British Columbia

Separating church and state: B.C. Legislative Assembly daily prayers receive minor tweak

After a letter writing campaign arguing the prayers were antiquated and discriminatory, the legislative assembly voted unanimously to change the daily practice to "prayers and reflections."

The customary prayers delivered at the start of each daily sitting are now called 'prayers and reflections'

The British Columbia Legislature is reflected in the waters of Victoria harbour in 2016. (Jonathan Hayward/Canadian Press)

Starting next year, members of the B.C. Legislative Assembly will begin each day with "prayers and reflections," rather than just "prayers."

The change to the long held custom was spearheaded by the B.C. Humanist Association, which launched a letter writing campaign arguing that setting aside time every day for a prayer was antiquated, discriminatory and should be eliminated altogether.

The motion, put forward by government house leader Mike Farnworth received unanimous support on the final day of the fall session.

The change may seems minor at best, but the executive director of the B.C. Humanist Association says it is still a victory.

"This is a step forward for an institution that is often incredibly reluctant to change," said Ian Bushfield.

Earlier this year, researchers examined 15 years of legislature prayers and found them to be overwhelmingly religious, and the majority of time Christian in nature. 

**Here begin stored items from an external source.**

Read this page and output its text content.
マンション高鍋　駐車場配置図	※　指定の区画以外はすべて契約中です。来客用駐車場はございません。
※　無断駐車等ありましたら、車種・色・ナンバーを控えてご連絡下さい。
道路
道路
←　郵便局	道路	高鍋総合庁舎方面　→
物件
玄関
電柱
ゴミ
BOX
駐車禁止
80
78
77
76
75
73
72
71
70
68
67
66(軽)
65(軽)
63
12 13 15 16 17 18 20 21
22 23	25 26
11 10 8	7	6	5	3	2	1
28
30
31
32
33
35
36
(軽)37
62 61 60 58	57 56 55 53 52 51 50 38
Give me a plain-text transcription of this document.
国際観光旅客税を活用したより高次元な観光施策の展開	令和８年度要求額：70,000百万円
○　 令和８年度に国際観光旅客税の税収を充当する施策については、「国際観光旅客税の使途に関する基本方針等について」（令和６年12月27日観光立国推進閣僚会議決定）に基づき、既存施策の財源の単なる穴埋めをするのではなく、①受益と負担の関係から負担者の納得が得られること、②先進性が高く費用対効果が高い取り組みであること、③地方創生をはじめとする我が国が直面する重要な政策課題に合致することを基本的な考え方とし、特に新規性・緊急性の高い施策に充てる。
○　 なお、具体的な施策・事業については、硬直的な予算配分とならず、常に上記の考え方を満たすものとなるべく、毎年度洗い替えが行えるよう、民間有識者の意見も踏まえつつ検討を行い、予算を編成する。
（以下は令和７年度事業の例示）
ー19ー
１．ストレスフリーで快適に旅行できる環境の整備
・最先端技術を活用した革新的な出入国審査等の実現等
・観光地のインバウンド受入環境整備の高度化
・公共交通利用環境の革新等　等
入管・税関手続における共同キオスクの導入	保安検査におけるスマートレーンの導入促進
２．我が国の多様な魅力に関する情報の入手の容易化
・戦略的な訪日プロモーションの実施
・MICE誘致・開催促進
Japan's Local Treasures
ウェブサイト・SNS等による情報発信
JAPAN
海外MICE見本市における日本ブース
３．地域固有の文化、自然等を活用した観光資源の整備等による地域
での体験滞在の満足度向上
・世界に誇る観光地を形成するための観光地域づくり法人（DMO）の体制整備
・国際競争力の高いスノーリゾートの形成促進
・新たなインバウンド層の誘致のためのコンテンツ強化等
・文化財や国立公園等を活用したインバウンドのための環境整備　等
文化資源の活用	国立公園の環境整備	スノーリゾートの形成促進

The B.C. Legislative Assembly voted unanimously to change the daily prayers to 'prayers and reflections.' (Jonathan Hayward/Canadian Press)

"Government prayers are not inclusive of the overwhelming majority of British Columbians who are not religious," said researcher Ranil Prasad. "They violate the principle of separation of church and state, and, frankly, they are a waste of both taxpayer money and time in the chamber." 

Prasad said his group is still asking for the prayer to be eliminated.

In 2015, the Supreme Court of Canada ruled unanimously that public political institutions should remain religiously neutral and "neither favour nor hinder any particular belief."

However, legislative assemblies like B.C.s are protected by parliamentary privilege and therefore outside the jurisdiction of the courts.

According to its website, The B.C. Humanist Association is a registered charity that provides community and a voice for humanists, atheists, agnostics and the non-religious of Metro Vancouver and British Columbia.